Raud, M., Olt, J., Kikas, T.
Biomass and bioenergy 2016 v.90 pp. 1-6
barley straw, biomass, catalysts, cell walls, cellulose, enzymatic hydrolysis, ethanol, ethanol production, feedstocks, fermentation, glucose, hemicellulose, hydrolysis, lignin, lignocellulose, nitrogen, surface area, temperature
This paper presents a novel biomass pretreatment method that uses high pressured N2 and temperature to break the hemicellulose and lignin seal around the cellulose macro fibrils in the cell walls of the lignocellulosic biomass in order to open up the biomass structure for more efficient enzymatic hydrolysis. In this method the biomass is exposed to a high pressure using N2 gas, and temperature. Under pressure, cells of the lignocellulosic biomass are filled with a solution saturated with nitrogen.
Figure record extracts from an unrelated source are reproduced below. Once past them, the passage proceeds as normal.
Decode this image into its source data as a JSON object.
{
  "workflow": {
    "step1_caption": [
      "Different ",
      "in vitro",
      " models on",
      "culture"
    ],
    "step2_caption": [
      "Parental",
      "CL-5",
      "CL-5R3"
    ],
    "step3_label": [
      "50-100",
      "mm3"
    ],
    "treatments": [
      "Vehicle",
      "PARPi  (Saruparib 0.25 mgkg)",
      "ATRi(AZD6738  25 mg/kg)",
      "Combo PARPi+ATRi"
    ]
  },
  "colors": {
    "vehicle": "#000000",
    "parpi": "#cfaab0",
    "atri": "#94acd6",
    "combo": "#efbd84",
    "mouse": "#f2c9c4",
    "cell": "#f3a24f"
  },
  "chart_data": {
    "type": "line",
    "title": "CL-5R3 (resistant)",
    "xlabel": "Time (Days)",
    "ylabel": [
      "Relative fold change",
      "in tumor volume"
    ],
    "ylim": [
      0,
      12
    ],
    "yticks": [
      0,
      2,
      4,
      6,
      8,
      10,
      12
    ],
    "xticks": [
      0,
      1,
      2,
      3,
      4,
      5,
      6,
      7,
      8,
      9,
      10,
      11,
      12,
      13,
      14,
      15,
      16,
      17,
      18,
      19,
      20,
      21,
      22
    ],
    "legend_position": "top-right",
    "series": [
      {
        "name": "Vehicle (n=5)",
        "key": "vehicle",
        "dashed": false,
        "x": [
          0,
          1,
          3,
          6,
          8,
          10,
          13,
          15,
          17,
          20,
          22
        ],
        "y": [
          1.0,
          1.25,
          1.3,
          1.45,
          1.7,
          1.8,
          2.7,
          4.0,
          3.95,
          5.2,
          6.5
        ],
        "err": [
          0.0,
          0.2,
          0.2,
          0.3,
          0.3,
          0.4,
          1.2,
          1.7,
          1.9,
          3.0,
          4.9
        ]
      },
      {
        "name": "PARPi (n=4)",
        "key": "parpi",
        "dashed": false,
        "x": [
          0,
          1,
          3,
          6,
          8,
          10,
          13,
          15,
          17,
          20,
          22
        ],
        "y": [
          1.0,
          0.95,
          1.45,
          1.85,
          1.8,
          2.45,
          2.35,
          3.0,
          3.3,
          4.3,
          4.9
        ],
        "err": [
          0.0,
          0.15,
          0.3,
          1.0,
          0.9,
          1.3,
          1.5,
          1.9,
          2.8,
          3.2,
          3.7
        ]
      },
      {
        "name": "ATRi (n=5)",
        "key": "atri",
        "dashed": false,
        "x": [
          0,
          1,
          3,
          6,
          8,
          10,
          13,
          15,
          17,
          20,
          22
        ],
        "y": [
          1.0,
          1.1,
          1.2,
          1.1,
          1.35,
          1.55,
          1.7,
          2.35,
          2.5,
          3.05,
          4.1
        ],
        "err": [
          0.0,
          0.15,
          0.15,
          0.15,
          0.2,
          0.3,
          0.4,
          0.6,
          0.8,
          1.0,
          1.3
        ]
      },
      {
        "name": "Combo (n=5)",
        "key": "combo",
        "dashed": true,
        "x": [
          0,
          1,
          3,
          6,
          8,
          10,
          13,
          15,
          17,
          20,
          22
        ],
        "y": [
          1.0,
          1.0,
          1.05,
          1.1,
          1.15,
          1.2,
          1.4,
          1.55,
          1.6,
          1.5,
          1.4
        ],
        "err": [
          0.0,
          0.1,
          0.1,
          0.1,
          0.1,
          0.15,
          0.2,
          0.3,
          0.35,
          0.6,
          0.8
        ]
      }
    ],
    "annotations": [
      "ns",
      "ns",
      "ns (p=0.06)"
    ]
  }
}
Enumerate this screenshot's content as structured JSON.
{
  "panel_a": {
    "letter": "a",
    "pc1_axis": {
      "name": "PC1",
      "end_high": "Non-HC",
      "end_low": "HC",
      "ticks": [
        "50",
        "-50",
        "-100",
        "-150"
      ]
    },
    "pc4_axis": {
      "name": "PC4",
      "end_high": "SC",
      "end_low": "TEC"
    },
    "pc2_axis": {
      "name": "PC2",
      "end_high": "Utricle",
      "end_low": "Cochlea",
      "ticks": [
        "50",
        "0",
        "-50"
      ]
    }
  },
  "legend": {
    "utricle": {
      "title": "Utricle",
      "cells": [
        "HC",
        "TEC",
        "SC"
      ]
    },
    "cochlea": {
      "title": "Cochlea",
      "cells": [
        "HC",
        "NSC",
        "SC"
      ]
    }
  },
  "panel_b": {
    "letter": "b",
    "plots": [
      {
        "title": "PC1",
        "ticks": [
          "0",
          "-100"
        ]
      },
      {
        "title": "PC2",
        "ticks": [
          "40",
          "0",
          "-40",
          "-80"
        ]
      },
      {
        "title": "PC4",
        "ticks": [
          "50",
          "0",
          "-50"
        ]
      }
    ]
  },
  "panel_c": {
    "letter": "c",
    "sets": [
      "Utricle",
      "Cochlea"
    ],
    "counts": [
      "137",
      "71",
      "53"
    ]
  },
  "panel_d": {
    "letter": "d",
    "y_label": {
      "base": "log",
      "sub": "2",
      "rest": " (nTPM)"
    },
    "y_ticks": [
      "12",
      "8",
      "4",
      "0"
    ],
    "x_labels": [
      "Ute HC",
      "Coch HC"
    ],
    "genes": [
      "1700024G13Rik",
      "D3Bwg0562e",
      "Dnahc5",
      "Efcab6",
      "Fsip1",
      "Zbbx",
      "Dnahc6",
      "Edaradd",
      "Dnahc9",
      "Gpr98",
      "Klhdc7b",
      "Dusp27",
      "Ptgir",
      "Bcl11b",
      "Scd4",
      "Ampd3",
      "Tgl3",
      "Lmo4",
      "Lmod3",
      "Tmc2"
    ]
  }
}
When the pressure is then suddenly released, the feedstock is exposed to an explosive decompression and the dissolved nitrogen is released from the solution. Sudden change in the volume breaks the cell walls and opens the biomass structure resulting in increased surface area of the substrate for enzymatic hydrolysis. No catalysts or chemicals were added in the process thereby, making it economically and environmentally attractive. In this research, a range of different pressures (1–60 bar) and temperatures (25–175 °C) were applied to barley straw to evaluate the efficiency of the pretreatment. The pretreatment was followed by enzymatic hydrolysis and fermentation. Resulting glucose and ethanol concentrations were measured and the yields were considered as an estimate for the most suitable set of pretreatment conditions. The results indicate that the highest glucose yield and hydrolysis efficiency were gained at 150 °C and 10–30 bars. The fermentation efficiency was lower at higher temperatures. Nonetheless, the highest ethanol yield was still gained at the same conditions.